Abbi writes in her preface that of 10 stories in Voices From The Lost Horizon, only four were narrated in Great Andamanese and Andamanese Hindi. The rest were narrated to her solely in Andamanese Hindi. This is, however, the first time that the Great Andamanese songs have been transcribed and translated into English. On the phone from Port Blair, 25-year-old Lephay, or Tamtam, daughter of Leecho, the last Sare speaker, says her maternal grandmother is alive but doesn’t speak much. “I know a few words,” she says. “But almost everyone has forgotten the mother tongue and is interested in Andamanese Hindi. Will the old days return? We will have to see.”

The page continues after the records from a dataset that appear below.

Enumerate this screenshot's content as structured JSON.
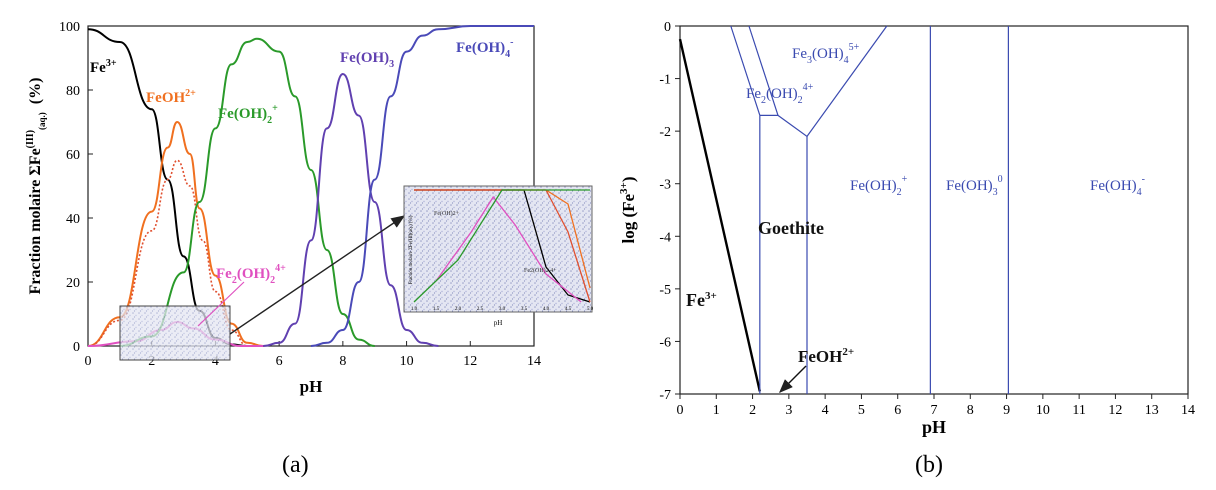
{
  "panel_labels": {
    "a": "(a)",
    "b": "(b)"
  },
  "chart_data": [
    {
      "type": "line",
      "xlabel": "pH",
      "ylabel_main": "Fraction molaire ΣFe",
      "ylabel_sup": "(III)",
      "ylabel_sub": "(aq.)",
      "ylabel_unit": "(%)",
      "xlim": [
        0,
        14
      ],
      "ylim": [
        0,
        100
      ],
      "xticks": [
        "0",
        "2",
        "4",
        "6",
        "8",
        "10",
        "12",
        "14"
      ],
      "yticks": [
        "0",
        "20",
        "40",
        "60",
        "80",
        "100"
      ],
      "series": [
        {
          "name": "Fe3+",
          "color": "#000000",
          "points": [
            [
              0,
              99
            ],
            [
              1,
              95
            ],
            [
              2,
              74
            ],
            [
              2.5,
              52
            ],
            [
              3,
              28
            ],
            [
              3.5,
              11
            ],
            [
              4,
              2.5
            ],
            [
              4.5,
              0.5
            ],
            [
              5,
              0
            ]
          ]
        },
        {
          "name": "FeOH2+",
          "color": "#f07020",
          "points": [
            [
              0,
              0
            ],
            [
              1,
              9
            ],
            [
              2,
              42
            ],
            [
              2.5,
              62
            ],
            [
              2.8,
              70
            ],
            [
              3.2,
              60
            ],
            [
              3.5,
              43
            ],
            [
              4,
              22
            ],
            [
              4.5,
              7
            ],
            [
              5,
              1
            ],
            [
              5.5,
              0
            ]
          ]
        },
        {
          "name": "FeOH2+ (dotted)",
          "color": "#e05030",
          "dashed": true,
          "points": [
            [
              0,
              0
            ],
            [
              1,
              8
            ],
            [
              2,
              36
            ],
            [
              2.5,
              52
            ],
            [
              2.8,
              58
            ],
            [
              3.2,
              50
            ],
            [
              3.6,
              33
            ],
            [
              4,
              17
            ],
            [
              4.5,
              5
            ],
            [
              5,
              0
            ]
          ]
        },
        {
          "name": "Fe2(OH)2 4+",
          "color": "#e050c0",
          "points": [
            [
              0,
              0
            ],
            [
              1.5,
              1.5
            ],
            [
              2.3,
              5
            ],
            [
              2.8,
              7.5
            ],
            [
              3.3,
              5.5
            ],
            [
              4,
              2
            ],
            [
              4.8,
              0
            ],
            [
              5.5,
              0
            ]
          ]
        },
        {
          "name": "Fe(OH)2+",
          "color": "#2a9a2a",
          "points": [
            [
              1,
              0
            ],
            [
              2,
              3
            ],
            [
              3,
              23
            ],
            [
              3.5,
              45
            ],
            [
              4,
              68
            ],
            [
              4.5,
              88
            ],
            [
              5,
              95
            ],
            [
              5.3,
              96
            ],
            [
              6,
              92
            ],
            [
              6.5,
              78
            ],
            [
              7,
              55
            ],
            [
              7.5,
              30
            ],
            [
              8,
              10
            ],
            [
              8.5,
              2
            ],
            [
              9,
              0
            ]
          ]
        },
        {
          "name": "Fe(OH)3",
          "color": "#6040b0",
          "points": [
            [
              5.5,
              0
            ],
            [
              6,
              1
            ],
            [
              6.5,
              7
            ],
            [
              7,
              33
            ],
            [
              7.5,
              68
            ],
            [
              8,
              85
            ],
            [
              8.5,
              72
            ],
            [
              9,
              45
            ],
            [
              9.5,
              19
            ],
            [
              10,
              5
            ],
            [
              10.5,
              1
            ],
            [
              11,
              0
            ]
          ]
        },
        {
          "name": "Fe(OH)4-",
          "color": "#4a4ab8",
          "points": [
            [
              7,
              0
            ],
            [
              7.5,
              1
            ],
            [
              8,
              5
            ],
            [
              8.5,
              20
            ],
            [
              9,
              52
            ],
            [
              9.5,
              78
            ],
            [
              10,
              92
            ],
            [
              10.5,
              97
            ],
            [
              11,
              99
            ],
            [
              12,
              100
            ],
            [
              14,
              100
            ]
          ]
        }
      ],
      "annotations": [
        {
          "text": "Fe",
          "sup": "3+",
          "color": "#000000"
        },
        {
          "text": "FeOH",
          "sup": "2+",
          "color": "#f07020"
        },
        {
          "text": "Fe(OH)",
          "sub": "2",
          "sup": "+",
          "color": "#2a9a2a"
        },
        {
          "text": "Fe(OH)",
          "sub": "3",
          "color": "#6040b0"
        },
        {
          "text": "Fe(OH)",
          "sub": "4",
          "sup": "-",
          "color": "#4a4ab8"
        },
        {
          "text": "Fe",
          "sub": "2",
          "mid": "(OH)",
          "sub2": "2",
          "sup": "4+",
          "color": "#e050c0"
        }
      ],
      "inset": {
        "xticks": [
          "1.0",
          "1.5",
          "2.0",
          "2.5",
          "3.0",
          "3.5",
          "4.0",
          "4.5",
          "5.0"
        ],
        "xlabel": "pH",
        "ylabel": "Fraction molaire ΣFe(III)(aq.) (%)",
        "labels": [
          "Fe2(OH)2 4+",
          "Fe(OH)2+"
        ]
      }
    },
    {
      "type": "line",
      "xlabel": "pH",
      "ylabel": "log (Fe",
      "ylabel_sup": "3+",
      "ylabel_end": ")",
      "xlim": [
        0,
        14
      ],
      "ylim": [
        -7,
        0
      ],
      "xticks": [
        "0",
        "1",
        "2",
        "3",
        "4",
        "5",
        "6",
        "7",
        "8",
        "9",
        "10",
        "11",
        "12",
        "13",
        "14"
      ],
      "yticks": [
        "0",
        "-1",
        "-2",
        "-3",
        "-4",
        "-5",
        "-6",
        "-7"
      ],
      "boundaries": [
        {
          "name": "goethite-fe3",
          "color": "#000000",
          "points": [
            [
              0,
              -0.25
            ],
            [
              2.2,
              -6.95
            ]
          ]
        },
        {
          "name": "feoh-line",
          "color": "#3a4ab0",
          "points": [
            [
              2.2,
              -7
            ],
            [
              2.2,
              -1.7
            ]
          ]
        },
        {
          "name": "fe2oh2-lower",
          "color": "#3a4ab0",
          "points": [
            [
              2.2,
              -1.7
            ],
            [
              2.7,
              -1.7
            ],
            [
              3.5,
              -2.1
            ],
            [
              3.5,
              -7
            ]
          ]
        },
        {
          "name": "fe3oh4-line",
          "color": "#3a4ab0",
          "points": [
            [
              3.5,
              -2.1
            ],
            [
              5.7,
              0
            ]
          ]
        },
        {
          "name": "left-wedge-a",
          "color": "#3a4ab0",
          "points": [
            [
              1.4,
              0
            ],
            [
              2.2,
              -1.7
            ]
          ]
        },
        {
          "name": "left-wedge-b",
          "color": "#3a4ab0",
          "points": [
            [
              1.9,
              0
            ],
            [
              2.7,
              -1.7
            ]
          ]
        },
        {
          "name": "feoh3-left",
          "color": "#3a4ab0",
          "points": [
            [
              6.9,
              0
            ],
            [
              6.9,
              -7
            ]
          ]
        },
        {
          "name": "feoh3-right",
          "color": "#3a4ab0",
          "points": [
            [
              9.05,
              0
            ],
            [
              9.05,
              -7
            ]
          ]
        }
      ],
      "region_labels": [
        {
          "text": "Fe",
          "sub": "3",
          "mid": "(OH)",
          "sub2": "4",
          "sup": "5+",
          "color": "#3a4ab0"
        },
        {
          "text": "Fe",
          "sub": "2",
          "mid": "(OH)",
          "sub2": "2",
          "sup": "4+",
          "color": "#3a4ab0"
        },
        {
          "text": "Fe(OH)",
          "sub": "2",
          "sup": "+",
          "color": "#3a4ab0"
        },
        {
          "text": "Fe(OH)",
          "sub": "3",
          "sup": "0",
          "color": "#3a4ab0"
        },
        {
          "text": "Fe(OH)",
          "sub": "4",
          "sup": "-",
          "color": "#3a4ab0"
        },
        {
          "text": "Goethite",
          "color": "#111111"
        },
        {
          "text": "Fe",
          "sup": "3+",
          "color": "#111111"
        },
        {
          "text": "FeOH",
          "sup": "2+",
          "color": "#111111"
        }
      ]
    }
  ]
}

The rare institutional support
Very few institutions, such as the Mysuru-based Central Institute of Indian Languages (CIIL), are working in the field of language conservation as well. At the moment, plans are on to publish a dictionary and grammar of Nicobarese languages such as Luro and Sanenyo, as prepared by Abbi and her team. Besides these, seven other endangered languages dictionaries are ready to be published. This is part of the scope of activities of the Scheme for Protection and Preservation of Endangered Languages (SPPEL) initiated by the ministry of human resource development (now ministry of education) in 2013.
Also read: What is the future of heritage conservation?
This was done keeping in mind the census figures of 1961, which stated that there were 1,652 languages/mother tongues in the country. Of these about 550 languages were spoken by less than 500 speakers. “SPPEL started with a short-term goal of providing a grammar, dictionary and ethnolinguistic sketch for 117 languages that have 10,000 or fewer speakers and a long-term goal of covering around 500 languages in the future,” elaborates Shailendra Mohan, director, CIIL.
The documentation process of the vulnerable languages involves collection of texts, narration, documenting songs and lifestyle, grammar writing, making dictionaries in bilingual-trilingual formats, and more. The centre is currently working on around 44 languages from the North-East such as Atong, Bawm, Koireng, Liju, Newari, Lamgang, Singpho, Dirang Monpa and more.